Financial support plan

Anticipating the economic impact of the novel coronavirus, especially on the tourism, trade, construction, and manufacturing sectors, the Government has announced a 10% reduction in its overall spending. Additionally, an initial financial support plan to the tune of Rs 9 billion has been approved to mitigate the adverse impacts of the crisis. An Implementation and Monitoring Committee comprising public and private sector representatives will ensure its effective implementation.

Various fiscal and monetary measures are being made available to economic operators at the macroeconomic and cross-sectoral level. All work permits expiring this year will be automatically extended to 31 December 2021. A Work at Home Scheme will be promoted and an e-Government Digital Bureau will be set up to minimise human contact.

On the tourism front, the passenger fee on air tickets will be suspended up to 31 July 2020 for visitors from Reunion, Australia, and South Africa.

With regard to the exports sector, the Freight Rebate Scheme will be extended for exports to South Africa and Tamatave and that the Speed-to-Market Scheme will also include exports of manufactured goods to Africa, Japan, Australia, Canada and the Middle East up to 31 December 2020. Moreover, an amount of Rs 100 million has been earmarked to encourage local production of food crops.
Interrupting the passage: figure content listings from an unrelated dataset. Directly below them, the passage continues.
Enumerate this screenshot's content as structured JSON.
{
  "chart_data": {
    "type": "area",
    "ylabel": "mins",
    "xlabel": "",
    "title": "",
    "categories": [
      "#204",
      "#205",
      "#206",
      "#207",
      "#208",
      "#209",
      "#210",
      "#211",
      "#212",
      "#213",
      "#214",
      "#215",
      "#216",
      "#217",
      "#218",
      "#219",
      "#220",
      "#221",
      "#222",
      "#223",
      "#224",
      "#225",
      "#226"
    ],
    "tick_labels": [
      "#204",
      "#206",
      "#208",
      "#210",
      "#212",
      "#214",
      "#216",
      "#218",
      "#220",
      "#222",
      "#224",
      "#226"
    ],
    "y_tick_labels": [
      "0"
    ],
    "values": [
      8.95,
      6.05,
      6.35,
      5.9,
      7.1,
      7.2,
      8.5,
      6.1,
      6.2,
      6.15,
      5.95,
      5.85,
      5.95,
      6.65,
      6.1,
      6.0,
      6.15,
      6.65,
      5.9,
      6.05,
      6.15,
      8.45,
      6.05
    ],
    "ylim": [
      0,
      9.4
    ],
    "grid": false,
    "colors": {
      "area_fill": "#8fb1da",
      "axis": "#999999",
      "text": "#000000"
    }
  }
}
In an effort to contain the impact of the virus, special arrangements have also been made for students and motor vehicle owners.

Solidarity at all levels

Although the full impacts of the pandemic are still unknown, they will manifest in different ways. In the meantime, people and organisations from all fields and all levels are coming together to get through the crisis and prepare for an eventual recovery.

Public health and the economy, especially our tourism industry, commodity prices, trade, investment and finance flows are likely to take a heavy blow. Joining in the national effort to tackle the crisis, Business Mauritius therefore continues to work closely on different front with the authorities and other relevant stakeholders and has set up six response committees on health, economic recovery, cross-border logistics, food, necessary supplies and energy, human resources as well as communication, with the participation of both the ENL and Rogers Groups.

With the temporary shutting down of hotels, most operators in the sector, including Veranda Hospitality & Leisure and Beachcomber Resorts & Hotels have allowed the use of their properties for quarantine purposes. A number of initiatives have been put in place on various scales, such as the setting up of #myENL COVID-19 Solidarity Fund by the ENL Group, leveraging the expertise of specialists from various industries, like Plastinax Austral and FedEx/TNT, the distribution of food supplies to the needy by ENL Foundation and the Moka’mwad collective, fundraisers like the “Ansam anou ed nou bann vwazin!” (Together, let’s lend a hand to our neighbours) campaign, to name but a few.

Most importantly, the country continues to closely monitor the situation and is leaving no stone unturned in order to take such additional measures as may be necessary in the light of the evolution of the disease.